As hard as it is to be confronted with our own vulnerabilities, we choose to reckon with it by building our interdependence, not pretending it doesn’t exist.

Let’s take the first step.

How do we protect our business AND do right by the skilled craftspeople who make our business possible?

As a small contribution to redress the ongoing emergency in one of the hardest hit regions, we donated $50,000USD to the AWAJ Foundation in Bangladesh, which contributes direct support to the millions of garment workers in the direst situations.

Through Amer Sports, alongside a host of other brands, we signed the International Labour Organization (ILO) Call to Action to reduce the deeply-rooted systemic inequities in our industry.

We have also committed to making the move to Fair Trade Certification for our products. Fair Trade Certification brings extra benefits directly to the garment workers who receive additional funds to support themselves, their families and their communities.

By 2025, 80% of Arc’teryx products will be Fair Trade CertifiedTM

The journey is beginning with three manufacturing facilities in Vietnam, meaning that, by the end of 2021, more than 60 models, or near to 20% of our total collection, will be Fair Trade Certified.

The independently-overseen Fair Trade process empowers workers by providing additional funds that workers receive directly to improve their livelihoods.

Some have called this time, the Covid-19 pandemic, a chance to press pause. Some have suggested it is an initiation.

We see it as an invitation, to keep showing up, personally, as problem solvers. And to dig deep and examine the ways we can play a part in creating systemic change.

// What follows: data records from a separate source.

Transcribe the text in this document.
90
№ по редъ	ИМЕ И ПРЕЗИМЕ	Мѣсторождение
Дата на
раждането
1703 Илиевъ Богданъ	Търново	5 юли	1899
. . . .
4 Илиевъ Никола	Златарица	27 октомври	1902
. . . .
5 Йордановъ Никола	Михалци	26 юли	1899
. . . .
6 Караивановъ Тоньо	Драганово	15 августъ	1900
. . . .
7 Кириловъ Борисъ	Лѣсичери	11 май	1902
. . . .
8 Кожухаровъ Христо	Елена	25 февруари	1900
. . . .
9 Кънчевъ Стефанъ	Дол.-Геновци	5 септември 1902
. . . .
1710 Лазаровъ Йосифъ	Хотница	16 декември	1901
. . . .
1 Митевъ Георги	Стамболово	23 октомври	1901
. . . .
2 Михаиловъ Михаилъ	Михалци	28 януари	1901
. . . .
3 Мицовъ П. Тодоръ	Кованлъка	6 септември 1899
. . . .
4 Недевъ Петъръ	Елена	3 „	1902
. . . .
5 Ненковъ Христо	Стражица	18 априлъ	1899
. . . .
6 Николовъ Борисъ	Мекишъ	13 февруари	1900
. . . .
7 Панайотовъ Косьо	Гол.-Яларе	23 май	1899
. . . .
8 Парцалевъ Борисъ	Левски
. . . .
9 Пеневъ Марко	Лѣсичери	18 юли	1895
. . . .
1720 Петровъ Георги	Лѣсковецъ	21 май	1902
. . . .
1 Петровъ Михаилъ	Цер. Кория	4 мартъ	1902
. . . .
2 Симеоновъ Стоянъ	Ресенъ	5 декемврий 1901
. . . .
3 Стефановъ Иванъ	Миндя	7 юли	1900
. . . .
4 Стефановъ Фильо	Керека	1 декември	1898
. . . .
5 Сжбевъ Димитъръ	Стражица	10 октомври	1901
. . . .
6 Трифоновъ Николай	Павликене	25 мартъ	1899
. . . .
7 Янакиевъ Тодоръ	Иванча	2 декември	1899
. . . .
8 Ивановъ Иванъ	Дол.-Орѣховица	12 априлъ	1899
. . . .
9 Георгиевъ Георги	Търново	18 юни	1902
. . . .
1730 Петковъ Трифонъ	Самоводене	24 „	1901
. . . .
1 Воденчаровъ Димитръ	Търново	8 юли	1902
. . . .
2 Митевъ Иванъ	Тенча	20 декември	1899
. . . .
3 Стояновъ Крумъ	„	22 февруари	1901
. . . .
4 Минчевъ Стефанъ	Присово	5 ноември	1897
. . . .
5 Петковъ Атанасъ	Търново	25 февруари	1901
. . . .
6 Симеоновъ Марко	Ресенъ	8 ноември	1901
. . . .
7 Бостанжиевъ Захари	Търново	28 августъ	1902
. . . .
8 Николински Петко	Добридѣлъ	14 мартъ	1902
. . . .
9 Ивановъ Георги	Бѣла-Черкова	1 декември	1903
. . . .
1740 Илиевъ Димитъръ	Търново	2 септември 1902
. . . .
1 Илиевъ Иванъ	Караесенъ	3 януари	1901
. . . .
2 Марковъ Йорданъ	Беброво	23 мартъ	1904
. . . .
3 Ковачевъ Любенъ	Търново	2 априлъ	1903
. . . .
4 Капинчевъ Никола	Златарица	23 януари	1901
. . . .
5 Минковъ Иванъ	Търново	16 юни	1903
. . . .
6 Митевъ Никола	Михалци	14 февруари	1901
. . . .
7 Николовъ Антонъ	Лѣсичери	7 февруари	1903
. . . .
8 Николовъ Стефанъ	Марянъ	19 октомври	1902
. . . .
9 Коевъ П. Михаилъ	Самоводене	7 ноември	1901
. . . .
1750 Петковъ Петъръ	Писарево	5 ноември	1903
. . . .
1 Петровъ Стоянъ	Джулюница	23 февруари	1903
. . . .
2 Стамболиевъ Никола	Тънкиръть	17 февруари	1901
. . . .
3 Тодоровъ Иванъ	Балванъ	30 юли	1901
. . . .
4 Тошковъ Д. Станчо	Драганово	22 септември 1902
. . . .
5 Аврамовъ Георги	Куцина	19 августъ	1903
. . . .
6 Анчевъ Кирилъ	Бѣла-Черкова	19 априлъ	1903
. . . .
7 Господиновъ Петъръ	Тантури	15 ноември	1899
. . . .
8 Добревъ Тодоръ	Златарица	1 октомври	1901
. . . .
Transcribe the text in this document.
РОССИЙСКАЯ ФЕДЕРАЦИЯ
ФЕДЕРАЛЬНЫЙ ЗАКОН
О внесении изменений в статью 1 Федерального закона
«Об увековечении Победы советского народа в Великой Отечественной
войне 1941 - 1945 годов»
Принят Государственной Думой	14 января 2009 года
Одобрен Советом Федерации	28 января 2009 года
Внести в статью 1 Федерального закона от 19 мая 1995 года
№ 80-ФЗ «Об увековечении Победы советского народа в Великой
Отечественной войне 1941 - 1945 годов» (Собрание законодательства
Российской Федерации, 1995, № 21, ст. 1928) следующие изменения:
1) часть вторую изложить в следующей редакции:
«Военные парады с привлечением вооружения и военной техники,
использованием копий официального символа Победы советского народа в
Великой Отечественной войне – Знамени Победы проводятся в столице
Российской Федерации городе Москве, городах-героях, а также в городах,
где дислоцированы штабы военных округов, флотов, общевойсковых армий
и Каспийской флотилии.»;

We make the path by walking it. One step at a time. Committing to do better.

We share these commitments publicly so we can hold ourselves accountable. Let’s level-up our expectations and use our privilege to create positive change. Supply chains need to be radically remade to make room for living wages, social benefits and safety for garment workers. Uncomfortable choices and awkward conversations lie ahead. We’re committed to being part of them.